While the room whirled around them, Jim began to feel for the first time in years the pieces of his life starting to settle into place. He could almost see them: surface meeting surface, side fitting side, corners snugging into larger corners to form a complete, harmonious whole. He entertained briefly a thought that had come to him dozens of times since returning home — a snippet of future possibility too precious and delicious to contemplate in any depth. A son. A daughter. The Weirs. My family. Even the loss of Ann had the feeling, as he pressed Becky’s supple warmth against him, of something that would eventually fit, bringing with it not her absence but the years she had been alive, the hours they had shared, the moments that, as moments do, continue on inside the living.

“I didn’t know what I was missing,” he said.

“I had an idea.”

“Can a mayor fit a love life into her busy schedule?”

“I’ll adjourn for you anytime.”

“Maybe you should adjourn over to Ray.

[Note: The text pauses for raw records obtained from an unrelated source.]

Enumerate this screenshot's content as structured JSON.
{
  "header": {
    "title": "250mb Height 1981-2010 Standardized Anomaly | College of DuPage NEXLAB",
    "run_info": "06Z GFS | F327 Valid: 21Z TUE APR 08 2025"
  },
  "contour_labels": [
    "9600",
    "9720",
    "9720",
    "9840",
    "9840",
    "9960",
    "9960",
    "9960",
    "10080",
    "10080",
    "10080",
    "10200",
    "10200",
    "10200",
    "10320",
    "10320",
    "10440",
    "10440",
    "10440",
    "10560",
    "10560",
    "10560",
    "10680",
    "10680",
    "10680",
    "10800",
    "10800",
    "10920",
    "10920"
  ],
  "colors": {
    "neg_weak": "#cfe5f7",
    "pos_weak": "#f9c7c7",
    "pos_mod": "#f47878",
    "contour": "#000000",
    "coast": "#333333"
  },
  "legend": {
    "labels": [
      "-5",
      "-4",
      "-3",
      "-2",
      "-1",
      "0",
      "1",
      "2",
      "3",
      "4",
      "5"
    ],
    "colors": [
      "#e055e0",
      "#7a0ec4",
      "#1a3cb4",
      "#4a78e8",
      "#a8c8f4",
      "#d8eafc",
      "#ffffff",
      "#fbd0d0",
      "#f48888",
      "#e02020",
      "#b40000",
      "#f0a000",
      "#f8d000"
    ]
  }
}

He looks kind of lost at that bar by himself.”

Becky looked at the clock, then over to Nesto Cruz behind the bar. He shook his head. No call from Percy yet.

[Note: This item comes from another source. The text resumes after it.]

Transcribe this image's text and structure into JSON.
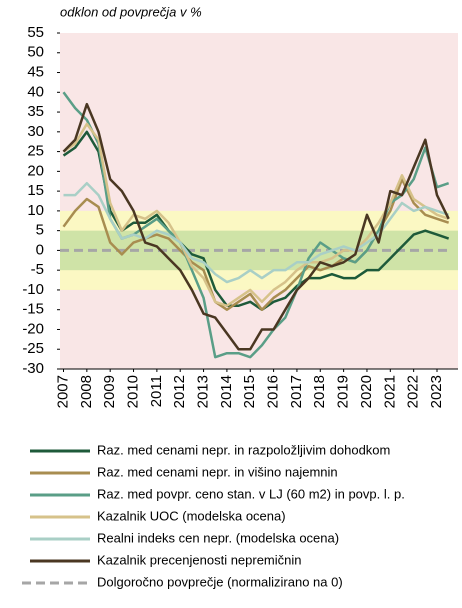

Jim found a booth and drank more champagne. As the alcohol did its work, he sighed deeper down into his seat and looked out through the mocked-up crossbars on a condemned window. The night was damp, bringing halos to the streetlamps and dew to the glass that faced the bay. He could see yacht masts tilting slowly, and the ghost-pale forms of hulls steady on the water. Beyond the invisible horizon of the island, the PacifiCo Tower stood illuminated against a starless sky. Tower of Babel, thought Weir, tower of lies, tower of pillage, tower of death. And I’m going to bring it down, one mirrored window at a time, straight down into the dead sea of this little city. He smiled, sipped, looked to the dance floor.